In terms of square meterage, the price of a luxury seaside villa on the popular holiday islands of Myconos and Santorini can reach six times that of a conventional property on the same islands.
A recent study by property valuation firm Geoaxis, a luxury holiday home on Santorini with a caldera view, for example, can go today for a price of 10,800 euros per square meter on average, while a regular house or apartment in a less popular part of the island will cost on average just 1,800 euros/sq.m.
A similar disparity is observed on Myconos, where the average price of a luxury villa comes to 12,500 euros/sq.m., compared to 2,160 euros/sq.m. for a conventional property. In fact, the study found a top selling price of 25,270 euros/sq.m. on Myconos and 20,400 euros/sq.m. on Santorini.
On the island of Paros – also a popular destination, although it does not boast the same glamorous reputation as the aforementioned – a luxurious holiday home goes for an average of 7,500 euros/sq.m. against 1,800 euros/sq.m. for a simpler residence.
“We estimate that the luxury residence market represents around 10-15 percent of the total pie for holiday homes and is of interest mainly to buyers from outside Greece who are looking for special properties and are ready to pay the extra compared to a regular house,” says Geoaxis head Yiannis Xylas.
It is also worth noting that luxury properties have experienced a smaller drop in value compared with other holiday homes over the course of the crisis.
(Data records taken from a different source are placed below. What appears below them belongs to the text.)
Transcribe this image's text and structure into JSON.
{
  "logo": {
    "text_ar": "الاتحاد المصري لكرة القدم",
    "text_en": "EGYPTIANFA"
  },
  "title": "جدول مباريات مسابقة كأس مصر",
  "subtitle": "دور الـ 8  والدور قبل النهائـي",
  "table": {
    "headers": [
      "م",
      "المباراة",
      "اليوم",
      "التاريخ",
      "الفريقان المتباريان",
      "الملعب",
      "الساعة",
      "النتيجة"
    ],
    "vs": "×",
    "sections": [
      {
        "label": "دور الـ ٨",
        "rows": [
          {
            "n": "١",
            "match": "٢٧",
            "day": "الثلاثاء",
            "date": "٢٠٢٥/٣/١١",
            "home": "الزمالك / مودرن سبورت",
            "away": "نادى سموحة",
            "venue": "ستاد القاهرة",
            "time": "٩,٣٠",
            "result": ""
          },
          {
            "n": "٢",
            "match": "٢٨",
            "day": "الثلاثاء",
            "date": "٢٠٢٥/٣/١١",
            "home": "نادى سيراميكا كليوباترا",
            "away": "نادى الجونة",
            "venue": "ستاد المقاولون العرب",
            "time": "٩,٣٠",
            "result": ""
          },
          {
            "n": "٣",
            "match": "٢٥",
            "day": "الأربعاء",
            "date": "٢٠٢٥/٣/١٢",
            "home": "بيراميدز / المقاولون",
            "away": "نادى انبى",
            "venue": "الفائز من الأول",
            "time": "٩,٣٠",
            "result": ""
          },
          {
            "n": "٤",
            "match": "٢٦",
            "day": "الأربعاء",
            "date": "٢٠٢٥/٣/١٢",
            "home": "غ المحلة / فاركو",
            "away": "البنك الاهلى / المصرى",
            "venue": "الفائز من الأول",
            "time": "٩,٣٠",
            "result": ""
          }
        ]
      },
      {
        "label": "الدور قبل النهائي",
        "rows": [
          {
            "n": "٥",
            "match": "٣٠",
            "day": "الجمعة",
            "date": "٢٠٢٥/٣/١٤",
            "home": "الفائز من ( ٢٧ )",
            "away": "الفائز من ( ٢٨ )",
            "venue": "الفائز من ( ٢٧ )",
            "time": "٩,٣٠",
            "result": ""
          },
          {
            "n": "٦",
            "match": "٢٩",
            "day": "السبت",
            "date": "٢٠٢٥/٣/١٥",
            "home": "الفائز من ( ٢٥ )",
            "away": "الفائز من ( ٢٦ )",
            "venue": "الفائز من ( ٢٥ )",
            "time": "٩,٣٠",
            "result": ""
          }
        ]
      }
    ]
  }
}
Meanwhile, interest from abroad in luxury holiday homes in Greece is on the rise, as potential buyers who were once interested in purchasing a property in Turkey are now becoming more interested in Greece following the recent unrest in the neighboring country.
Meanwhile, the overall holiday home market in the Cyclades islands posted a drop in value of 2.1 percent in the first half of the year compared with the same period in 2015. Geoaxis data indicate this is the 11th consecutive half of sliding prices, with analysts estimating the trend will continue through the rest of 2016. They add that the pace of contraction could be contained if Greece remains politically and economically stable, something that would also be of benefit to the property market in general.